Keys to the theory
i am still drinking in the theories put forth by Penelope Eckert in her book, Linguistic Variation As Social Practice, and have listed and/or summarized a few below:
- No community exists in a vacuum and it is the individual speaker that brings life to language.
- Speaker as constituting rather than representing social categories
- The ’social meaning of variation’ is not just a reflection of membership, it is what makes membership in categories meaningful
- This theory treats:
-the speaker as a linguistic agent
-speech as a building of meaning
-and the community as mutually engaged in a meaning-making enterprise (1999:4) - "The social meaning associated with variation is local – it has to do with concrete places, people, styles, and issues" (1999:4)
I have only begun Eckert’s book, but have also read a bit of Bell, which so far seems to be in line with her theory.
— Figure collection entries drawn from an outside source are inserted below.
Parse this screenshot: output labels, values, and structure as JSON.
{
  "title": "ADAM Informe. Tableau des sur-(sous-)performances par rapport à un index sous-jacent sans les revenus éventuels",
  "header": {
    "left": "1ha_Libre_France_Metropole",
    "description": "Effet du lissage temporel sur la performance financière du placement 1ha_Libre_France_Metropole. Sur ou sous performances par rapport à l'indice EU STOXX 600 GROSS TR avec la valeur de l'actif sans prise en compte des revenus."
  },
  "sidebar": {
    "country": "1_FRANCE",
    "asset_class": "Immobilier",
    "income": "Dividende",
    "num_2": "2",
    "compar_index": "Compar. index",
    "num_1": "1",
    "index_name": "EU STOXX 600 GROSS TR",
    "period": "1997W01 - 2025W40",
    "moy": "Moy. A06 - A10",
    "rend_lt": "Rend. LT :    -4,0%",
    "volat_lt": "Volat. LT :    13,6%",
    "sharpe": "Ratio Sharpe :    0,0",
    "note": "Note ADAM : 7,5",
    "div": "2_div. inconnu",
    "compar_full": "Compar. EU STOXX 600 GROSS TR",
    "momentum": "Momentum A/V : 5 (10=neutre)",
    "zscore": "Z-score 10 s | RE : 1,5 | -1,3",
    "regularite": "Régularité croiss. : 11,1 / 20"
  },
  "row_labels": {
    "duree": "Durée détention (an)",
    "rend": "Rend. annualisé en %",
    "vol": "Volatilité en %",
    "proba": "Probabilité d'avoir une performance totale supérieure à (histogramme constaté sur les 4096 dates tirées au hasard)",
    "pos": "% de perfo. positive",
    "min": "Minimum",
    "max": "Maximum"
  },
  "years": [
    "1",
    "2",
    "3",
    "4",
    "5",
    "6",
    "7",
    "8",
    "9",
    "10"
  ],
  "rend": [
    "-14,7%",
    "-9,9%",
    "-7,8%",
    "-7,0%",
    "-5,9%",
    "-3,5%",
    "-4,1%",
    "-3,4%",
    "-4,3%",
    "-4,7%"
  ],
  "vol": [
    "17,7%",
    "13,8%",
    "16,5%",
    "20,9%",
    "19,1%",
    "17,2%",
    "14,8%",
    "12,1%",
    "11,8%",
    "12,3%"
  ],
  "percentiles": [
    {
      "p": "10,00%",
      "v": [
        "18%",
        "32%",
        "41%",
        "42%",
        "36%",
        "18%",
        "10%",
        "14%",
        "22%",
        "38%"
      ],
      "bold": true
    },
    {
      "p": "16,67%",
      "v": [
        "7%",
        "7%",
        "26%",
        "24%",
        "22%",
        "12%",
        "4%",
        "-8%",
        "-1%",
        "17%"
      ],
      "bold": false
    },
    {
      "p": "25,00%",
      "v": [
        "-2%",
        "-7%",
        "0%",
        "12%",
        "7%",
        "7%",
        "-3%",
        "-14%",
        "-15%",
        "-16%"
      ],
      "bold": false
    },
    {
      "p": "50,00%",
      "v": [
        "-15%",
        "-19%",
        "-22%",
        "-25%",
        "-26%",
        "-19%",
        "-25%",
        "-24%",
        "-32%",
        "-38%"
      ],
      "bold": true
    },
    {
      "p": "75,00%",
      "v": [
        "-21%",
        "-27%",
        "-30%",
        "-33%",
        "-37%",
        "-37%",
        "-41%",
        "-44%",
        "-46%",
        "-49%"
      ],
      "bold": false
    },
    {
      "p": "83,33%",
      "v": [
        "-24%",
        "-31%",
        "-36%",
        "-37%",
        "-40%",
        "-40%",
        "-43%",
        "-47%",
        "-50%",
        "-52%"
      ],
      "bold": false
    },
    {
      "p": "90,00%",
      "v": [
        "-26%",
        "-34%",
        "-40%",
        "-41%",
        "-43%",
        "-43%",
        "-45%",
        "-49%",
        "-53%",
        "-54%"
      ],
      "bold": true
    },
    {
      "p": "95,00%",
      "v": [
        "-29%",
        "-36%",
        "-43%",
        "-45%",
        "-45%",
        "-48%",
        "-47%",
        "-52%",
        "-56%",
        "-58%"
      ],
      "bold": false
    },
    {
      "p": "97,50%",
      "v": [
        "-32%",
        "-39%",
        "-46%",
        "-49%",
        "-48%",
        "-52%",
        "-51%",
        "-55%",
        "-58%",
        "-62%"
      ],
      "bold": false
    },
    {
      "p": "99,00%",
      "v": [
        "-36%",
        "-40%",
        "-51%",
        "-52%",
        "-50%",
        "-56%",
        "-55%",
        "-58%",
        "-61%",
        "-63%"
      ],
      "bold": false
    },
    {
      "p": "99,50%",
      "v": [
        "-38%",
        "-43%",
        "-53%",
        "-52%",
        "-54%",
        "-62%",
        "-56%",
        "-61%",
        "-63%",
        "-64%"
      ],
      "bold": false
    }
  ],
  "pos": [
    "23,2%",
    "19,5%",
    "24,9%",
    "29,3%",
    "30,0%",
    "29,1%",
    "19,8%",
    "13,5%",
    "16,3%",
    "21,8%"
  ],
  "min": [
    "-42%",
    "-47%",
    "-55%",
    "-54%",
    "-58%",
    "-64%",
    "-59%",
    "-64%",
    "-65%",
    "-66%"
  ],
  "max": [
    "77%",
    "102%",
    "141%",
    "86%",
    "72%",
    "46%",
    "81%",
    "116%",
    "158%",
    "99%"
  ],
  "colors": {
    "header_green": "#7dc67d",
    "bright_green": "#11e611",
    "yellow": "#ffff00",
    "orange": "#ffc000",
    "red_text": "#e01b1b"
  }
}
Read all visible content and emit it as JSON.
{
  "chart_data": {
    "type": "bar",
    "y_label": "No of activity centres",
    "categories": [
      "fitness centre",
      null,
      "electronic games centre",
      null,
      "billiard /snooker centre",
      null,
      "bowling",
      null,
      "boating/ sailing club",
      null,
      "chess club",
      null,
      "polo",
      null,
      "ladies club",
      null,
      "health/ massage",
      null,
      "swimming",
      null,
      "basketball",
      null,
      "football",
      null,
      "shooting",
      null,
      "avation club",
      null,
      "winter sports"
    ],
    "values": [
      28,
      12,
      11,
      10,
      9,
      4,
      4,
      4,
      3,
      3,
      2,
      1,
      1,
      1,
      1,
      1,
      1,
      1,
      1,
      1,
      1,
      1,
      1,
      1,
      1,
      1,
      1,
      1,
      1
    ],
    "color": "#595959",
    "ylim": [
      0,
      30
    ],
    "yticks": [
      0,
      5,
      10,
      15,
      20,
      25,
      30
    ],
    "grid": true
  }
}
He also takes into consideration the audience in his taxonomy of audience members: addressees, auditors, overhearers, eavesdroppers, and referees.
Bell’s taxonomy has interesting implications as to self-presentation and discourse in blogging because there are different types of audiences – those to whom you are ’speaking’, those of whom you are aware (part of your self-defined/identified network), those of whom you are vaguely aware (periphery members and ‘free-movers’ within your network), and the public audience which is part and parcel of speaking in a public space.